Ursula Buchan

Top tips for gardeners — from stroking seedlings to stacking logs

Ursula Buchan’s choice of gardening books: Paradise and Plenty, The Book of Pears, Grow for Flavour, 365 Days of Colour in Your Garden, Oxford College Gardens, and Norwegian Wood

issue 21 November 2015

I spent the summer of 1976 working as a trainee gardener at the Arboretum Kalmthout in Belgium. My employer was charming and kind, but I could not suppress a prickle of shame-faced irritation every time she mentioned a former student called Susan Dickinson. Whenever I leant on my hoe for a moment in the pelting heat, I was reminded how accomplished and hardworking this horticultural superheroine had been. For the past 25 years, Sue Dickinson has been head gardener at Eythrope in Buckinghamshire, owned by Lord Rothschild, and she is widely acknowledged to be the finest gardener in the country. I need never have wasted finite energy on envy.

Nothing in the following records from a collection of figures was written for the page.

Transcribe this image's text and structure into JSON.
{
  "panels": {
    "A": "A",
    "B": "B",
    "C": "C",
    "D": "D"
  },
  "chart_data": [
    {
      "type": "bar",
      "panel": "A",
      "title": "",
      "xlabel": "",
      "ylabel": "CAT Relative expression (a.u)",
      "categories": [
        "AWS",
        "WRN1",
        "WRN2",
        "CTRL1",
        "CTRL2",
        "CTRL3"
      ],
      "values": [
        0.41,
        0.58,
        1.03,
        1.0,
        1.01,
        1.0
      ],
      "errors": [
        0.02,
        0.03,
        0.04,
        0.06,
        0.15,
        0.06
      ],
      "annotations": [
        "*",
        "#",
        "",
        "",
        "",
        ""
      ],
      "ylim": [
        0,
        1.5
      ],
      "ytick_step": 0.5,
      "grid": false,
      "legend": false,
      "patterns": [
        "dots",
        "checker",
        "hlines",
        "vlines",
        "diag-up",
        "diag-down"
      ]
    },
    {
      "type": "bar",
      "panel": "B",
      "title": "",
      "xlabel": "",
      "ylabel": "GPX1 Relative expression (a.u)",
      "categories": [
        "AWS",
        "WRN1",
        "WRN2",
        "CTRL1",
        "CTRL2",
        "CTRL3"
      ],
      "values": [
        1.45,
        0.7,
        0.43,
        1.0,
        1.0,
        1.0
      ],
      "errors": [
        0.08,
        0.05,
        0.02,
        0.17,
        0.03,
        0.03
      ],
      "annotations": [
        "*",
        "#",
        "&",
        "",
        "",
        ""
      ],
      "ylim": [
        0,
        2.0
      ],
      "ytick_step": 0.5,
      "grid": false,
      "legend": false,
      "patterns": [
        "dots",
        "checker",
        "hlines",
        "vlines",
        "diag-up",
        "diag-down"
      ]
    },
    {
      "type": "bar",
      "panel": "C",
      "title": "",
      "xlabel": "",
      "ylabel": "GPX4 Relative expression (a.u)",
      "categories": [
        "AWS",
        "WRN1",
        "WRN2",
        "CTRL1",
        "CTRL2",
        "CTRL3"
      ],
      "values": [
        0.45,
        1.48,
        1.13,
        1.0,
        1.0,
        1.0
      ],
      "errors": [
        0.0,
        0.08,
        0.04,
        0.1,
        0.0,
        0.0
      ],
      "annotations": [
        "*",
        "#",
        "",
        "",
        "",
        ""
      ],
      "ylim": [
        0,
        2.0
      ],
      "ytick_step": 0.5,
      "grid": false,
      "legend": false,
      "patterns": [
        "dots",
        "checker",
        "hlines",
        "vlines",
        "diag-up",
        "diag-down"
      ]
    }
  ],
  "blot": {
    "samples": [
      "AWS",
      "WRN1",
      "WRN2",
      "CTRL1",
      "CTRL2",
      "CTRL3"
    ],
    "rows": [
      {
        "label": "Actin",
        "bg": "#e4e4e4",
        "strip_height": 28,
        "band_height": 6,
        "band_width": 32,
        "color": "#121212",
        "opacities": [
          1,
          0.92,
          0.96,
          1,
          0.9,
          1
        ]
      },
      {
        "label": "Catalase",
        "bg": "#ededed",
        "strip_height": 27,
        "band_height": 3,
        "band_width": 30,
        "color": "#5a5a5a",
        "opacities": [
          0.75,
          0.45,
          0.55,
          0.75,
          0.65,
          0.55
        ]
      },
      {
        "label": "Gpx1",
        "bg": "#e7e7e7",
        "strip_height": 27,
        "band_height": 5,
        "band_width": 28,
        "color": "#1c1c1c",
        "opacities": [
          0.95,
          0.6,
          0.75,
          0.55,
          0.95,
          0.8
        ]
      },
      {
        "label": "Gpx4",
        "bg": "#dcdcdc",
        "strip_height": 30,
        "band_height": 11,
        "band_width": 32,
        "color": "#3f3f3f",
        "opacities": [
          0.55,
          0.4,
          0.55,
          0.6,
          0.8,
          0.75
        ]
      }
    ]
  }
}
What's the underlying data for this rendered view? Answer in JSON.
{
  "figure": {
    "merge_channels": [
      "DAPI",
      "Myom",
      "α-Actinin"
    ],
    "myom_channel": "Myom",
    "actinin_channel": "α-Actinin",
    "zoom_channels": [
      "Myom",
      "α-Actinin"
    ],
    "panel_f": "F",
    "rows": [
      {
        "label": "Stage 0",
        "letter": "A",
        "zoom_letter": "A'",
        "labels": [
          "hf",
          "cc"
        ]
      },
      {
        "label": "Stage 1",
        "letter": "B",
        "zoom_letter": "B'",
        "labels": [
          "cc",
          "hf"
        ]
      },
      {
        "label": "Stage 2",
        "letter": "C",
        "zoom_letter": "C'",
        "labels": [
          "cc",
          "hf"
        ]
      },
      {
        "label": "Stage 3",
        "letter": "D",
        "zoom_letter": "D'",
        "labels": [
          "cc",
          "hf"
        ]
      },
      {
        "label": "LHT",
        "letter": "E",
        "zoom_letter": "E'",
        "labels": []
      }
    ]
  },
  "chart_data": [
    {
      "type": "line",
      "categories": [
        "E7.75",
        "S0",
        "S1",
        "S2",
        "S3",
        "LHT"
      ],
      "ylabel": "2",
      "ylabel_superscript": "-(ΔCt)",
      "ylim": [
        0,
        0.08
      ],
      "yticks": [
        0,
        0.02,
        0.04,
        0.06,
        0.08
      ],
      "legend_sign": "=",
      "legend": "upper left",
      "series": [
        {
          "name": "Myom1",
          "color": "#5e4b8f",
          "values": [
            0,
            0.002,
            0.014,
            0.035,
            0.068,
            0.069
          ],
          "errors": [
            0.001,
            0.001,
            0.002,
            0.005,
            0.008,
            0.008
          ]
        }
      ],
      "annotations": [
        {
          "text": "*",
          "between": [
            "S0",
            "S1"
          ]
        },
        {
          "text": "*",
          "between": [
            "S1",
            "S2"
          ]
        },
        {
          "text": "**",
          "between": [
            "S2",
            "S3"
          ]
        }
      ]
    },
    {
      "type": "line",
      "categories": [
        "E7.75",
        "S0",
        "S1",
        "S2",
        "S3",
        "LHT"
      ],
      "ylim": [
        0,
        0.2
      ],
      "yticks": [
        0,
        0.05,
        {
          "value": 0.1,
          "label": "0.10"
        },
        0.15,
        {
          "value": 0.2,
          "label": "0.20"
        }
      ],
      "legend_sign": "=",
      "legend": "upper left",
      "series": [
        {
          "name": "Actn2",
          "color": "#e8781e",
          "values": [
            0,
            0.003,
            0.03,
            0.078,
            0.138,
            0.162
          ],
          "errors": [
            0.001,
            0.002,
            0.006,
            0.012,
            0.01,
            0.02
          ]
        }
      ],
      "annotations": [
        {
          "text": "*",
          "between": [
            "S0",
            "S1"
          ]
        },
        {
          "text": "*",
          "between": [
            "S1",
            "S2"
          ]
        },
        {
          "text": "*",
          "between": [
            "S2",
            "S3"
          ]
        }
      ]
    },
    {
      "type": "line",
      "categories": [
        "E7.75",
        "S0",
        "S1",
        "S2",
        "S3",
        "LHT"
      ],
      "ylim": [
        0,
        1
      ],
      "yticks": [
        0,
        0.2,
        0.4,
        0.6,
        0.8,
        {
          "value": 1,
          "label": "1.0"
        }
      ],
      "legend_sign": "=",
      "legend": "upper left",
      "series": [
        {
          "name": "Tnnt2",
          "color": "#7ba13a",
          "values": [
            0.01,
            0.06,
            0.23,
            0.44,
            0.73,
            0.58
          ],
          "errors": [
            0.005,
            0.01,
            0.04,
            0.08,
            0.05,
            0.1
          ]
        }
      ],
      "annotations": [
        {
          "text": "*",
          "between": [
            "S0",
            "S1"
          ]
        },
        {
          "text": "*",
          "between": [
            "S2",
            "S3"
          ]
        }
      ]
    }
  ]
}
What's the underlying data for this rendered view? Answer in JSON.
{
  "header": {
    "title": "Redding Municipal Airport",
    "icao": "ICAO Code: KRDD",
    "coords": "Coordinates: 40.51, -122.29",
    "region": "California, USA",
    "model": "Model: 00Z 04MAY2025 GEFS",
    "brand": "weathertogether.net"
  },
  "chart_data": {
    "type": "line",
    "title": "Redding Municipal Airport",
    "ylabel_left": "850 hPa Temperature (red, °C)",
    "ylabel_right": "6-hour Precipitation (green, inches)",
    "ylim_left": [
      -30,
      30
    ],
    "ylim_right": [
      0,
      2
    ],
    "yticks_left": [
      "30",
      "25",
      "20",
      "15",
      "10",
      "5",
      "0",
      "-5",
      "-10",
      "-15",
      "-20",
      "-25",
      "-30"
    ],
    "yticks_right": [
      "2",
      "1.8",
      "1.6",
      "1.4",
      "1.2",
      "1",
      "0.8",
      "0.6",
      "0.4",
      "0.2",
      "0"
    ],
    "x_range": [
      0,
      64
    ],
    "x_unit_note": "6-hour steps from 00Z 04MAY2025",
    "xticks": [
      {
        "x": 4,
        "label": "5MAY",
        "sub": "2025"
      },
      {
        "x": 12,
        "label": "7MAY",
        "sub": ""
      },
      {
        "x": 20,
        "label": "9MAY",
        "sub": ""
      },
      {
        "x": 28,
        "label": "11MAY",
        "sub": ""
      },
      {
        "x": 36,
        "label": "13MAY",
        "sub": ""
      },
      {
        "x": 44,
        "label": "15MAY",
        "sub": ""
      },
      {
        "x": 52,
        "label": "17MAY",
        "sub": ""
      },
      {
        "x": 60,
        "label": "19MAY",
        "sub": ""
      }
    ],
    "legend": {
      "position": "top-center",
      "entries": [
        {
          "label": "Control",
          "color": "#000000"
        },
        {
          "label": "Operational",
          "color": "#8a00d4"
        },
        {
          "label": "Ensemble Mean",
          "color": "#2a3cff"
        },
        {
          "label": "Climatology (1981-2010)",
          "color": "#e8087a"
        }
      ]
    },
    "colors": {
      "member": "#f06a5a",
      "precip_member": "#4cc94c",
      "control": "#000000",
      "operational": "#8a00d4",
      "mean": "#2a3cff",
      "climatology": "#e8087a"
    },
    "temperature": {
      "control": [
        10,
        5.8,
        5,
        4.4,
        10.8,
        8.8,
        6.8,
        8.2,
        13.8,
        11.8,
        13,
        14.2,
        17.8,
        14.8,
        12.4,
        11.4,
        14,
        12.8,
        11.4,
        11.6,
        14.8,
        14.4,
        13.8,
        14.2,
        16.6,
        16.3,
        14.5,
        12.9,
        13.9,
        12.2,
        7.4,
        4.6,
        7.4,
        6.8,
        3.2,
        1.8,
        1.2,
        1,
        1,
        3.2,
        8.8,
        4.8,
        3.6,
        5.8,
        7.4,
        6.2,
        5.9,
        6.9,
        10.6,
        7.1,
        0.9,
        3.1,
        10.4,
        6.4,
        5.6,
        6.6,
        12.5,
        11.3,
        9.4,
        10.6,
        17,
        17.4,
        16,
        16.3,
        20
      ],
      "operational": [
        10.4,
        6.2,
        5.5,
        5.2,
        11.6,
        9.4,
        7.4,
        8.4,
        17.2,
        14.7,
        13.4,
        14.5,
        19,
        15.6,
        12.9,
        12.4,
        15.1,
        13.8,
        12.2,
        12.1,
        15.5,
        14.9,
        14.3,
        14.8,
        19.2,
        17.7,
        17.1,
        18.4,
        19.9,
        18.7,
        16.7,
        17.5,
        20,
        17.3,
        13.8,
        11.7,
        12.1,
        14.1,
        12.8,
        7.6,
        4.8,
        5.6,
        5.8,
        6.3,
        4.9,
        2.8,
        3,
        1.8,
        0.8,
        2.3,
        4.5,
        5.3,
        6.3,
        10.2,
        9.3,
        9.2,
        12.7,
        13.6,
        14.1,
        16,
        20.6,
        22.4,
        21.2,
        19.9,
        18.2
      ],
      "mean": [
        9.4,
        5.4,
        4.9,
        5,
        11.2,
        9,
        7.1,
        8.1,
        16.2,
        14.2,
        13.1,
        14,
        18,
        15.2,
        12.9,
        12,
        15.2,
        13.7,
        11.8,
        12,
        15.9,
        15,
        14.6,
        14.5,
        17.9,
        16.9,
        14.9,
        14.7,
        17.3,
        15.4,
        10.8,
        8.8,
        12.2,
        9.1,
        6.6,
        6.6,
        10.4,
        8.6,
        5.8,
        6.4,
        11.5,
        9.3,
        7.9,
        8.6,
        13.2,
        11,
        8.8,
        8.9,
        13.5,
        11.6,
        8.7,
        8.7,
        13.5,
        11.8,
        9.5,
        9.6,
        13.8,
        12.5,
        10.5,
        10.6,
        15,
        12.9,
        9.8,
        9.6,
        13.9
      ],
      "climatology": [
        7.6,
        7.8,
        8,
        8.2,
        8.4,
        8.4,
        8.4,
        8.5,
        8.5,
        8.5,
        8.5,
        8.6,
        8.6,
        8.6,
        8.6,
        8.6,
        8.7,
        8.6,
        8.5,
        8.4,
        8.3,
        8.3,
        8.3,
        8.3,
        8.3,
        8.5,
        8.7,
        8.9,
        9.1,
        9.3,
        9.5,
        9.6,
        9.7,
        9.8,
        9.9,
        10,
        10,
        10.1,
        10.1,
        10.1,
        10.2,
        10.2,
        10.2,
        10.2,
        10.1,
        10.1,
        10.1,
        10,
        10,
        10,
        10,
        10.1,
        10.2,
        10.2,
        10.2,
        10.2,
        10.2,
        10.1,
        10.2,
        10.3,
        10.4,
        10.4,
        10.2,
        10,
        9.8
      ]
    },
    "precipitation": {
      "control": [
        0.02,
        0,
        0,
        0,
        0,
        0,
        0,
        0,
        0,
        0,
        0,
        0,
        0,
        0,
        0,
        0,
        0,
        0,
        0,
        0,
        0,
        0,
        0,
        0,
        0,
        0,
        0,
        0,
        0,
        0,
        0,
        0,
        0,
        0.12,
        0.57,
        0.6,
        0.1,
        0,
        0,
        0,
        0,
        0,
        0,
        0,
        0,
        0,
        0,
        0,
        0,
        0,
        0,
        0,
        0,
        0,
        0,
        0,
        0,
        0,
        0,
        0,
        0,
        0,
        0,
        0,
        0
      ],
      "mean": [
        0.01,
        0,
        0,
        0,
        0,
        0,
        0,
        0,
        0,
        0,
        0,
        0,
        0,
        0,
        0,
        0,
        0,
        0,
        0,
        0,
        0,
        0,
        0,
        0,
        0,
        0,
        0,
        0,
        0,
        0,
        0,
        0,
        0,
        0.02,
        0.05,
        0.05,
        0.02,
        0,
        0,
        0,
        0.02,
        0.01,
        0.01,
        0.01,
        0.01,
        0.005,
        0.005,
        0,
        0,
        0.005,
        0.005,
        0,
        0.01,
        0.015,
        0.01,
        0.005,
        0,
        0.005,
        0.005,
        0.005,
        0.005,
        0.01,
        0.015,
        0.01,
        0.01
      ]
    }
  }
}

The four-acre walled garden at Eythrope is the subject of Paradise and Plenty, published by Pimpernel Press (£50). It is written by Mary Keen, most appropriately, since she designed the garden, and it is a handsome volume, both coffee-table book and practical manual. Eythrope is laid out on a heroic scale, and cultivated by eight gardeners in the old country-house manner, providing fruit, vegetables and flowers for the house all the year round. It is open very rarely but, on the two occasions I have visited, my heart beat fast with admiration at the quality of the gardening done there, in particular the astonishingly skilful cultivation of glasshouse fruits. There is simply nowhere to touch it.

The photographs by Tom Hatton are monochrome when showing some intricate horticultural operation, but colour when portraying the garden itself. Flaps show the garden under snow, then open to reveal the same view in summer. You can absorb a great deal of well-tried practical gardening advice from this attractively written book, but the dedication of a Susan Dickinson is not so easily acquired.